Another family-friendly hike is a trail connecting Discovery Bay with another waterfront town, Mui Wo, which passes the quaint Trappist Haven Monastery, also known as Our Lady of Joy Abbey, and its secluded garden. “It takes around two hours and is a perfect distance for families to enjoy hiking,” says Guyon, who took his two children, aged seven and five, on this hike just a few months ago.
He also frequents Nim Shue Wan Tsuen, a village to the south of Discovery Bay, where he sometimes buys fresh produce from the small organic farms.
A green community
Hailed as one of the most sustainable communities in Hong Kong, Discovery Bay’s developer has introduced eco-elements to various aspects of the neighbourhood, from planned green zones, low-energy consumption and emission vehicles, to the island’s own food and glass waste recycling facilities. The golf carts that run around town, as well as the lack of diesel vehicles, also contribute to the town’s laid-back charm.
“Centre of the world”
Guyon says he has made the relaxing resort town of Discovery Bay his home for the past seven years because it allows him to enjoy an active lifestyle.
He likes the fact that it is within easy reach of not only the island’s countryside trails and beaches, but also Hong Kong Disneyland, nearby urban centres (it’s a 25-minute ferry ride to Central or a 15-minute bus ride to Tung Chung) and Hong Kong International Airport at Chek Lap Kok, which is just 30 minutes away.
“I always think Hong Kong is the centre of Asia; the world is now centred around Asia; and Discovery Bay is the centre of Hong Kong.
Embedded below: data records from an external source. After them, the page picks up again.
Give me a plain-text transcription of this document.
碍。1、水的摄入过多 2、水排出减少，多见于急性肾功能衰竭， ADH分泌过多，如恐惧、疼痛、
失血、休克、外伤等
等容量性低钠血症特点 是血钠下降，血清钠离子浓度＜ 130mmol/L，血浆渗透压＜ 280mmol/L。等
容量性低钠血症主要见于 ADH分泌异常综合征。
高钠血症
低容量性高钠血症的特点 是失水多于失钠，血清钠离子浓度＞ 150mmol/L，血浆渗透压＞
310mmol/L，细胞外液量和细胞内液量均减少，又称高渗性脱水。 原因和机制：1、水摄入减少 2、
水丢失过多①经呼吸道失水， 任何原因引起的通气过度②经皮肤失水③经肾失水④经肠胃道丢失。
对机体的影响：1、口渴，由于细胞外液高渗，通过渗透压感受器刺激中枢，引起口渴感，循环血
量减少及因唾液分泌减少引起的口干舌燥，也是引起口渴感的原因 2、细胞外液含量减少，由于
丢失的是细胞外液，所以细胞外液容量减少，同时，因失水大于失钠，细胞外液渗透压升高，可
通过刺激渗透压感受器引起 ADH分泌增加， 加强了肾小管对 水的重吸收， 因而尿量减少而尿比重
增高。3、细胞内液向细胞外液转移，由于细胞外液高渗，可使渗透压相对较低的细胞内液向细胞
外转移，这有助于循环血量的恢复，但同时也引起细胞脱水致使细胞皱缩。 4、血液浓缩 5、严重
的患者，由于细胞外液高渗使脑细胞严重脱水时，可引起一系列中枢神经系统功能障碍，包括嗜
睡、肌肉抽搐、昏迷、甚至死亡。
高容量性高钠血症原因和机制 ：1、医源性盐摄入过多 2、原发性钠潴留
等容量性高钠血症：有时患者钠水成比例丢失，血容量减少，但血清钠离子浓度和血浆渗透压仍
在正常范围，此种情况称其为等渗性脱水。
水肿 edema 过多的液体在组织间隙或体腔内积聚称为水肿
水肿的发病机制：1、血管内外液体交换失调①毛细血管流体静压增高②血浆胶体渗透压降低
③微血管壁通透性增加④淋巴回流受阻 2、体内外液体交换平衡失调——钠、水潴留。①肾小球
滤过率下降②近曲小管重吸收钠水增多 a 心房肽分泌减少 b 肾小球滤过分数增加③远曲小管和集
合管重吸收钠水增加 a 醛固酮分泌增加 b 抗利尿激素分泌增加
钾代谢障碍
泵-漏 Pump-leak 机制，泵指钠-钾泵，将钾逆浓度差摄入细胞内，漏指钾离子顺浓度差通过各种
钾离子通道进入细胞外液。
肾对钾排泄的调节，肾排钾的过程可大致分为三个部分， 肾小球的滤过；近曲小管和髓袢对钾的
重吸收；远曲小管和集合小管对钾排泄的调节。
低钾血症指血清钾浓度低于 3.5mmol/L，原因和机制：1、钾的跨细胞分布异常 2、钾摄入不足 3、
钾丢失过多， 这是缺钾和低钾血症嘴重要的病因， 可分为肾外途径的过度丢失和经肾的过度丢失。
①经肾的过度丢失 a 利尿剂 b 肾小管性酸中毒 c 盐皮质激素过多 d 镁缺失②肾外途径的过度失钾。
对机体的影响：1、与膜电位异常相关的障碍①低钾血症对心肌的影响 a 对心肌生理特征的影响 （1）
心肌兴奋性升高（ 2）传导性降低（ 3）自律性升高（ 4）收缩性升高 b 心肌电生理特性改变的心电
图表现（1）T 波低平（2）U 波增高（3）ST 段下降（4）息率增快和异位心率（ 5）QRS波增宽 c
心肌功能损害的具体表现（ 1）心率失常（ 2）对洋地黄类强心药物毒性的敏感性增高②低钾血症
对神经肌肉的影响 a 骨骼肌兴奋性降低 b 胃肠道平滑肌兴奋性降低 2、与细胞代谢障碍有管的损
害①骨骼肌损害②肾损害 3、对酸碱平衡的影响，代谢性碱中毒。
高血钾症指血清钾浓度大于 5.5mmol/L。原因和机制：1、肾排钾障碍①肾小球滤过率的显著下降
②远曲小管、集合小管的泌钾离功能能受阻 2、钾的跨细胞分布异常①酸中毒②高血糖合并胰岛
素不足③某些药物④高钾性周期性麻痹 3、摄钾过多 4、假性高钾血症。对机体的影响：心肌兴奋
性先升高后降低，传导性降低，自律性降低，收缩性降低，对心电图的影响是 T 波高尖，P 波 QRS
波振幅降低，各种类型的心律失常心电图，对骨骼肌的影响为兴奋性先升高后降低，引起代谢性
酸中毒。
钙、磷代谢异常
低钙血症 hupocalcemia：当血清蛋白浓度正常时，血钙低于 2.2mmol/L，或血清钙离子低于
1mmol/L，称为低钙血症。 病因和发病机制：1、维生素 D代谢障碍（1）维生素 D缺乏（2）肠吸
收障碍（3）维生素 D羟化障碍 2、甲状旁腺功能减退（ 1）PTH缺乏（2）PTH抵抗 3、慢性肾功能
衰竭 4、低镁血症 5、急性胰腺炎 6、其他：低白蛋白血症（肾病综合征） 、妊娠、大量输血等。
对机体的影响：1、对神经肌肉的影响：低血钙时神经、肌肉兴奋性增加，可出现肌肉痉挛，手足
So, by that logic, Discovery Bay — people may say I’m crazy for saying so — is the centre of the world,” Guyon says with a smile.
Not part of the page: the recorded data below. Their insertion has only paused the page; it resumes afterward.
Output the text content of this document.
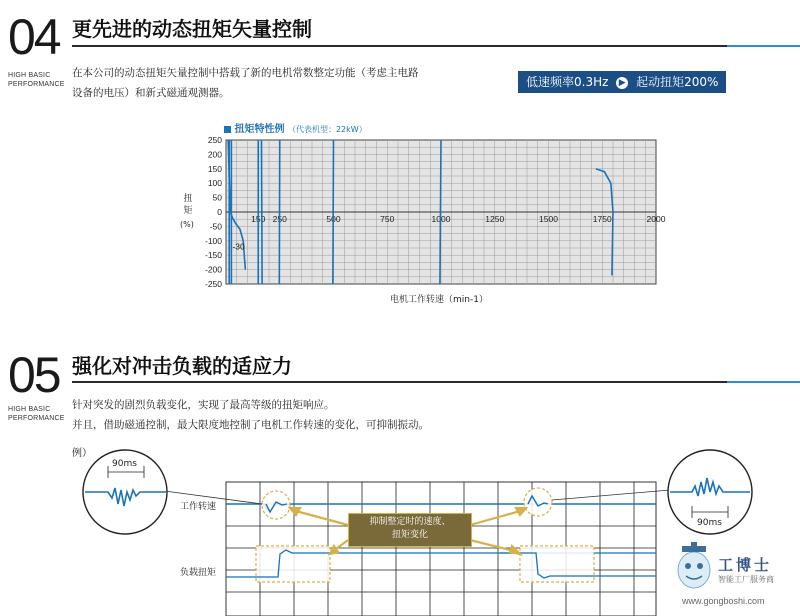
04
HIGH BASIC
PERFORMANCE
更先进的动态扭矩矢量控制
在本公司的动态扭矩矢量控制中搭载了新的电机常数整定功能（考虑主电路
设备的电压）和新式磁通观测器。
低速频率0.3Hz ▶ 起动扭矩200%
扭矩特性例 （代表机型：22kW）
扭
矩
(%)
250
200
150
100
50
0
-50
-100
-150
-200
-250
150 250	500	750	1000	1250	1500	1750	2000
-30
电机工作转速（min-1）
05
HIGH BASIC
PERFORMANCE
强化对冲击负载的适应力
针对突发的剧烈负载变化，实现了最高等级的扭矩响应。
并且，借助磁通控制，最大限度地控制了电机工作转速的变化，可抑制振动。
例）
90ms
90ms
工作转速
负载扭矩
抑制整定时的速度、
扭矩变化
工博士
智能工厂服务商
www.gongboshi.com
5 of Marc Guyon’s favourite Hong Kong spots for outdoor activities
After an intense martial arts training session, it’s good to cool down with an easy workout. The Dragon’s Back hiking trail on Hong Kong Island is a good, family-friendly option.
If you are an experienced hiker and keen to improve your explosive cardiovascular power, try to tackle the Twins, a steep and physically demanding trail leading to two peaks on Hong Kong Island, from Wong Nai Chung Reservoir to Stanley Gap Road.
A refreshing, lesser-known hike leads from Sai Wan Pavilion at Sai Kung’s Tai Long Wan, to Sai Wan and Ham Tin Wan.
Exercising outdoors is a great way to feel free during training. In Discovery Bay, you can go jogging between DB Plaza and DB North, or run up the steps at the amphitheatre near the residential estate Siena Two.
Rest and recovery are important after training. One great relaxing place to visit is the easily accessible Shek O Beach on Hong Kong Island.